Regulating electric double-layer dynamics for robust solid-electrolyte interface layer in fast-charging graphite anodes

Abstract

Graphite is used as an anode material in commercial lithium-ion batteries (LIBs) because of its stable cycling characteristics and high reversibility. However, during fast charging, the deposition of Li metal on the graphite electrode surface becomes problematic because the potential at which Li metal deposition occurs would be close to 0 V (vs. Li/Li⁺). In this study, we demonstrated an improvement in the fast-charging performance through the effective suppression of Li deposition on the anode surface during fast charging. This was achieved by introducing a metal phosphide nanodot coating layer onto artificial graphite particles.
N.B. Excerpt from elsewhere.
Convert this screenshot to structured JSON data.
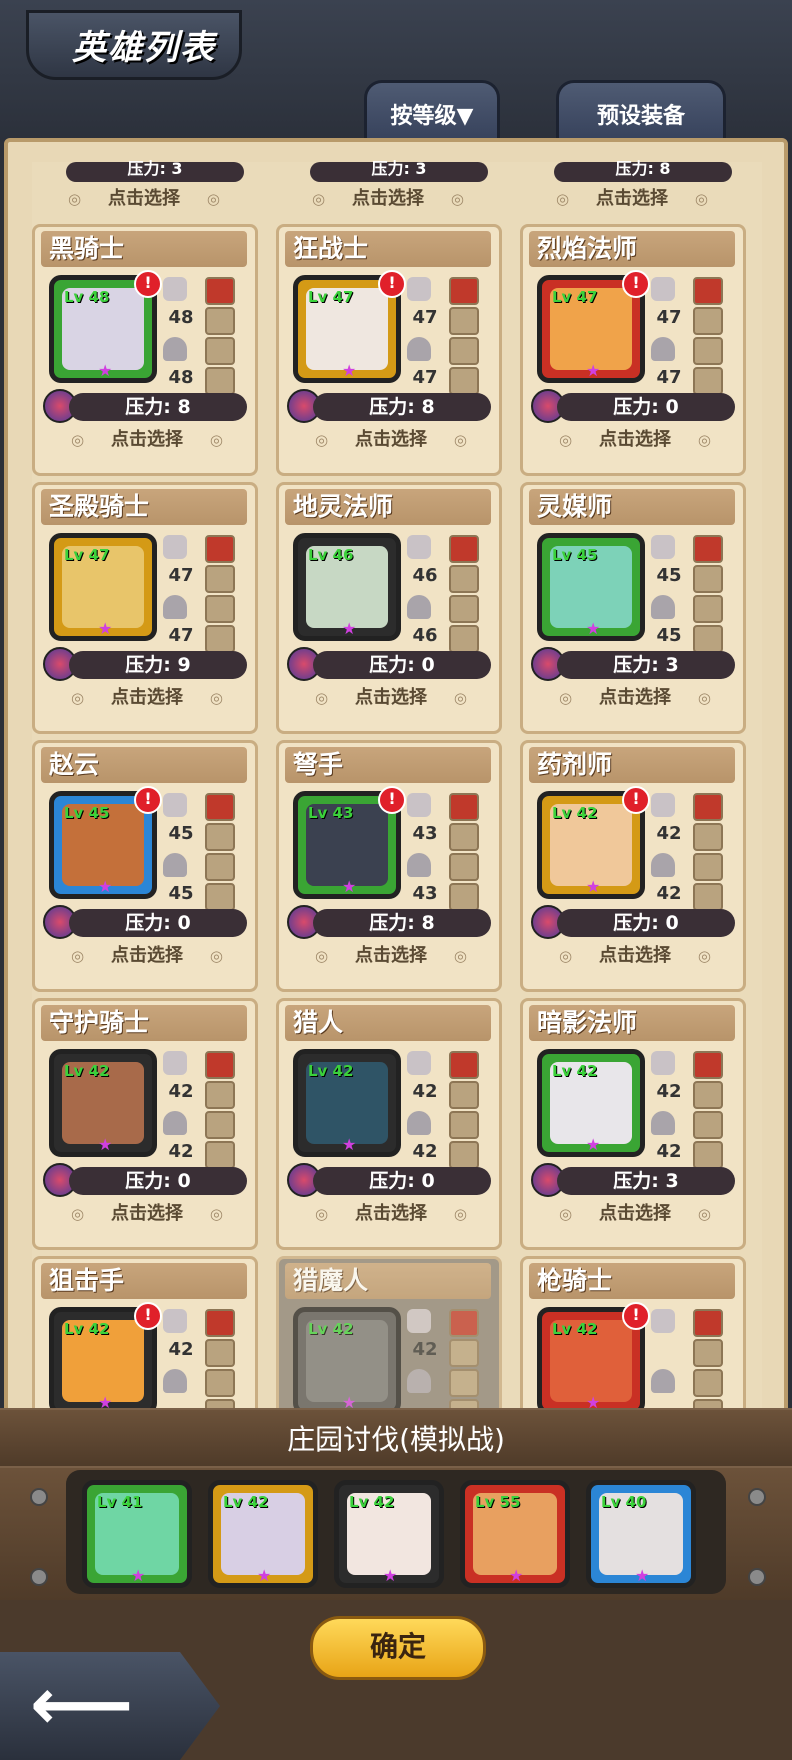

Through various analyses, including density functional theory (DFT) calculations, it was found that the cobalt phosphide(CoP) coating layer increased the concentration of PF₆⁻ anions in the inner Helmholtz layer (IHL), which in turn induced the formation of an anion-derived solid-electrolyte interface (SEI) layer. A CoP-artificial graphite (AG)/NCM 811 full cell exhibited a high capacity retention (88%) after 300 cycles, without any Li deposition. We also verified the impact of other types of metal phosphides on the fast-charging performance of LIBs. Our findings suggest that the rational design of the SEI layer is feasible through simple surface modifications that induce changes in the properties of the electric double layer. This provides a novel perspective for the design of materials suitable for the rapid charging of LIBs.